Boohoo founder Carol Kane set to overcome shareholder row amid new “slavery” claims
nline fashion group Boohoo was today set to hold its AGM with co-founder Carol Kane expected to overcome a shareholder revolt to block her re-election as a director.
A proxy shareholder group has called on investors to oust her over the Leicester “modern slavery” scandal, but the majority of investors are expected to vote for her to stay on.
Meanwhile, three labour rights groups issued a joint statement accusing Boohoo of failing to take meaningful action to resolve issues of low pay and poor working conditions at factories in its Leicester supply chain.
Business & Human Rights Resource Centre, Labour Behind the Label and ShareAction said they had found “little evidence” Boohoo had addressed problems in its buying practices that caused poor labour practice. Namely, the company’s insistence on paying supplies low prices that drive illegally low wages.
The groups said: “Boohoo and enforcement agencies are trying to place the blame solely on exploitative suppliers, thus ignoring the central role Boohoo and similar brands play in generating and continuing the root causes of labour abuses and exploitation.”
They added that Boohoo had not offered to refund workers in the supply chain for the wages they had been underpaid and accused it of shifting UK work to Italy, Morocco and Pakistan where it could be “exporting a business model that results in poor labour practices in other countries.”
It called on Boohoo to provide evidence that all workers are getting paid the minimum wage, engage with trade unions to ensure organising within factories can take place and to move its shares from the lightly regulated Aim market to the main market of Stock Exchange and sign up to the UK corporate governance code.
Boohoo responded that it was an “absolute failure” of the three rights groups not to recognise any of the “substantial action” taken by the group by judge Sir Brian Leveson, KPMG and others to improve Boohoo’s supply chain work.
It said they were “completely out of touch and frankly incorrect” when they implied thousands of suppliers in Leicester were producing for Boohoo, saying the company had now cut that down to just dozens of firms which it was closely checking for workers’ rights.

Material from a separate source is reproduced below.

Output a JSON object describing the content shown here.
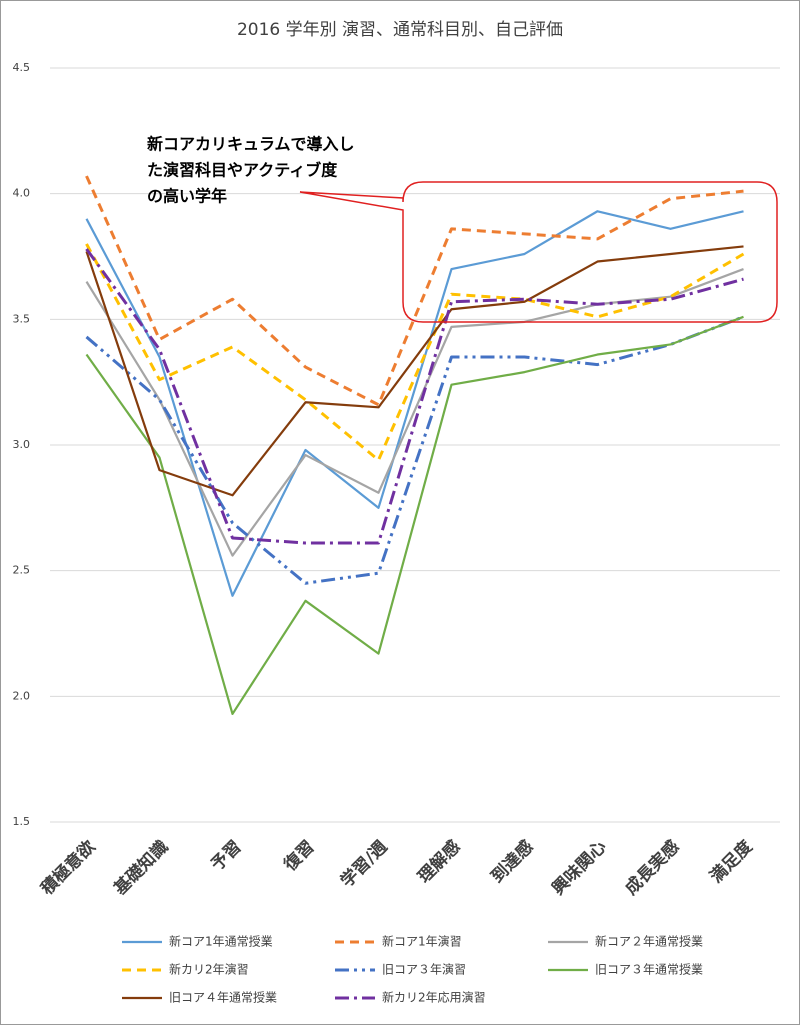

“Sir Brian Leveson says that Boohoo’s continuous assessment of its UK manufacturing base is demonstrating a degree of due diligence which may well go beyond that which is undertaken by other retailers or in other industries.”

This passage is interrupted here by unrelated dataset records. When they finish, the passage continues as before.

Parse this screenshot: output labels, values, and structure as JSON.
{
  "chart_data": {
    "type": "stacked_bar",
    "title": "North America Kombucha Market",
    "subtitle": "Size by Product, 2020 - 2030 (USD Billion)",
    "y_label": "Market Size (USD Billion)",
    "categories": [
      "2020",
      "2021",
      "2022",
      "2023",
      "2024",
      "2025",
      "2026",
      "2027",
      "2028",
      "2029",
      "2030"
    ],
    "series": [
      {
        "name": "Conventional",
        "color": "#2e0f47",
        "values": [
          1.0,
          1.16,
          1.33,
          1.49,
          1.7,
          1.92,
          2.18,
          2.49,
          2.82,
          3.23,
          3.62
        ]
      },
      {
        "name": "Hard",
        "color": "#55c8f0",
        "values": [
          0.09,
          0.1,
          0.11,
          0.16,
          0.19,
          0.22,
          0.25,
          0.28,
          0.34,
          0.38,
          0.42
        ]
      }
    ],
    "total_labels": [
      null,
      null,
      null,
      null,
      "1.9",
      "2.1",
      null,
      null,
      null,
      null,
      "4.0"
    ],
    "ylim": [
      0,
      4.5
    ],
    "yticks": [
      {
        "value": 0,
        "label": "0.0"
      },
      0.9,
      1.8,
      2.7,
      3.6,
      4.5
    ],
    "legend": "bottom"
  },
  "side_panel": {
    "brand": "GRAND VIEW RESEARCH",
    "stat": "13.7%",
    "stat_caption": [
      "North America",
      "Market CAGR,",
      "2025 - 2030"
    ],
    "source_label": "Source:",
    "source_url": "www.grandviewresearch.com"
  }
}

It said it was not standing in the way of unionisation and said it had set up a Textiles and Garment Workers Trust in Leicester with £1 million to “help champion workers’ rights”.

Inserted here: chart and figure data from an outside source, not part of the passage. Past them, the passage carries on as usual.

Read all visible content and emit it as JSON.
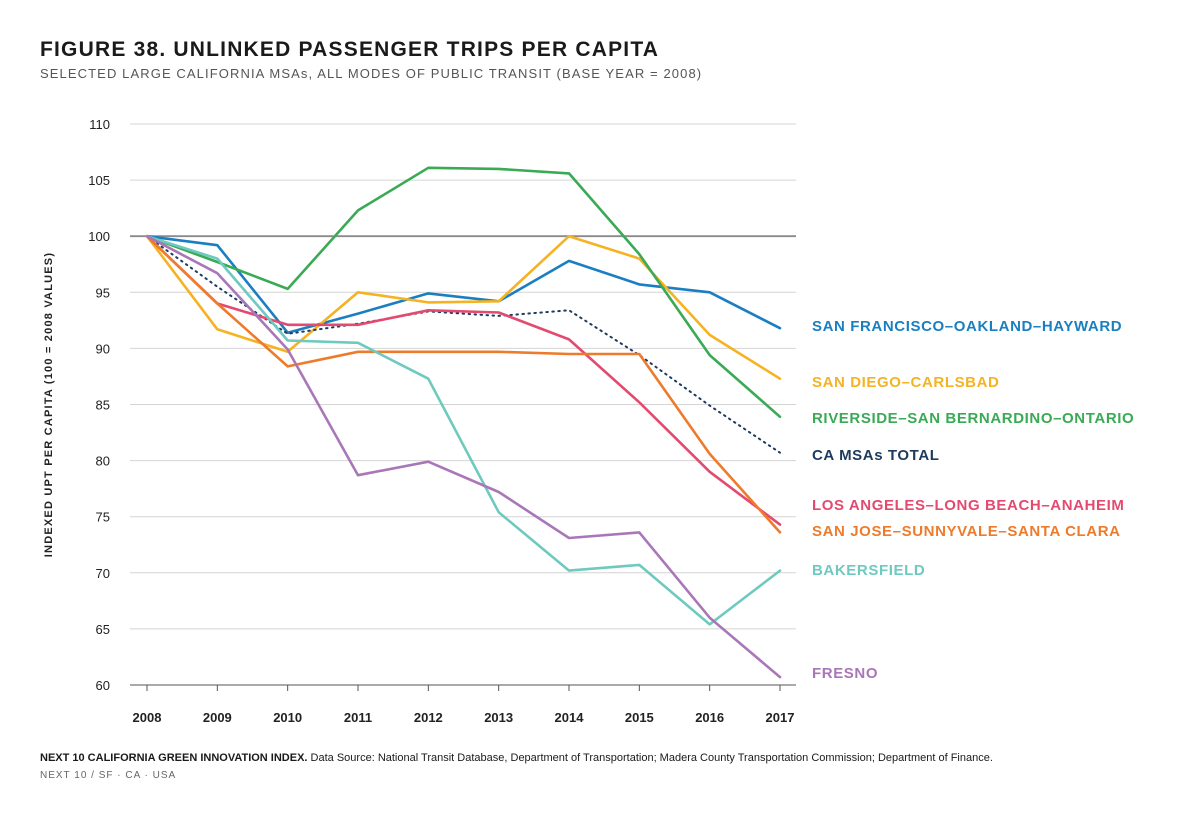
{
  "header": {
    "title": "FIGURE 38. UNLINKED PASSENGER TRIPS PER CAPITA",
    "subtitle": "SELECTED LARGE CALIFORNIA MSAs, ALL MODES OF PUBLIC TRANSIT (BASE YEAR = 2008)"
  },
  "footer": {
    "source_label": "NEXT 10 CALIFORNIA GREEN INNOVATION INDEX.",
    "source_text": " Data Source: National Transit Database, Department of Transportation; Madera County Transportation Commission; Department of Finance.",
    "credit": "NEXT 10  /  SF · CA · USA"
  },
  "chart_data": {
    "type": "line",
    "ylabel": "INDEXED UPT PER CAPITA (100 = 2008 VALUES)",
    "xlabel": "",
    "ylim": [
      60,
      110
    ],
    "yticks": [
      60,
      65,
      70,
      75,
      80,
      85,
      90,
      95,
      100,
      105,
      110
    ],
    "categories": [
      "2008",
      "2009",
      "2010",
      "2011",
      "2012",
      "2013",
      "2014",
      "2015",
      "2016",
      "2017"
    ],
    "reference_line": 100,
    "grid": true,
    "legend": "right, labels at line ends",
    "series": [
      {
        "name": "SAN FRANCISCO–OAKLAND–HAYWARD",
        "color": "#1a7fc1",
        "dash": false,
        "values": [
          100,
          99.2,
          91.4,
          93.1,
          94.9,
          94.2,
          97.8,
          95.7,
          95.0,
          91.8
        ]
      },
      {
        "name": "SAN DIEGO–CARLSBAD",
        "color": "#f5b323",
        "dash": false,
        "values": [
          100,
          91.7,
          89.7,
          95.0,
          94.1,
          94.2,
          100.0,
          98.0,
          91.2,
          87.3
        ]
      },
      {
        "name": "RIVERSIDE–SAN BERNARDINO–ONTARIO",
        "color": "#3aaa55",
        "dash": false,
        "values": [
          100,
          97.7,
          95.3,
          102.3,
          106.1,
          106.0,
          105.6,
          98.4,
          89.4,
          83.9
        ]
      },
      {
        "name": "CA MSAs TOTAL",
        "color": "#1d3a5f",
        "dash": true,
        "values": [
          100,
          95.5,
          91.3,
          92.2,
          93.3,
          92.9,
          93.4,
          89.4,
          84.9,
          80.7
        ]
      },
      {
        "name": "LOS ANGELES–LONG BEACH–ANAHEIM",
        "color": "#e34a6f",
        "dash": false,
        "values": [
          100,
          94.0,
          92.1,
          92.1,
          93.4,
          93.2,
          90.8,
          85.2,
          79.0,
          74.3
        ]
      },
      {
        "name": "SAN JOSE–SUNNYVALE–SANTA CLARA",
        "color": "#ee7b2c",
        "dash": false,
        "values": [
          100,
          94.0,
          88.4,
          89.7,
          89.7,
          89.7,
          89.5,
          89.5,
          80.6,
          73.6
        ]
      },
      {
        "name": "BAKERSFIELD",
        "color": "#6ec9bf",
        "dash": false,
        "values": [
          100,
          98.0,
          90.7,
          90.5,
          87.3,
          75.4,
          70.2,
          70.7,
          65.4,
          70.2
        ]
      },
      {
        "name": "FRESNO",
        "color": "#a977b7",
        "dash": false,
        "values": [
          100,
          96.7,
          89.9,
          78.7,
          79.9,
          77.2,
          73.1,
          73.6,
          66.0,
          60.7
        ]
      }
    ]
  }
}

It denied quietly moving its supply chain out of the UK, saying while it had cut its suppliers here in number, it was shifting to fewer, bigger companies to make it easier to audit their workplace practices. Volumes of clothes bought from UK suppliers were broadly unchanged, it said.
“Unlike many others, who have turned their backs on UK manufacturing, Boohoo has faced into the challenges with an absolute determination to fix any problems,” it said in a statement.
Meanwhile, brokers at Liberum today said Boohoo’s shares were cheap and said the company’s progress on sorting out the supply chain issues (bracketed under environmental, social and governance factors, or ESG) “has positively surprised us and credit is warranted.”
He forecast growth this year 29% – ahead of the company’s own recent guidance of 25%.
“Our conclusion is that the shares still appear to have a large ESG discount built in.”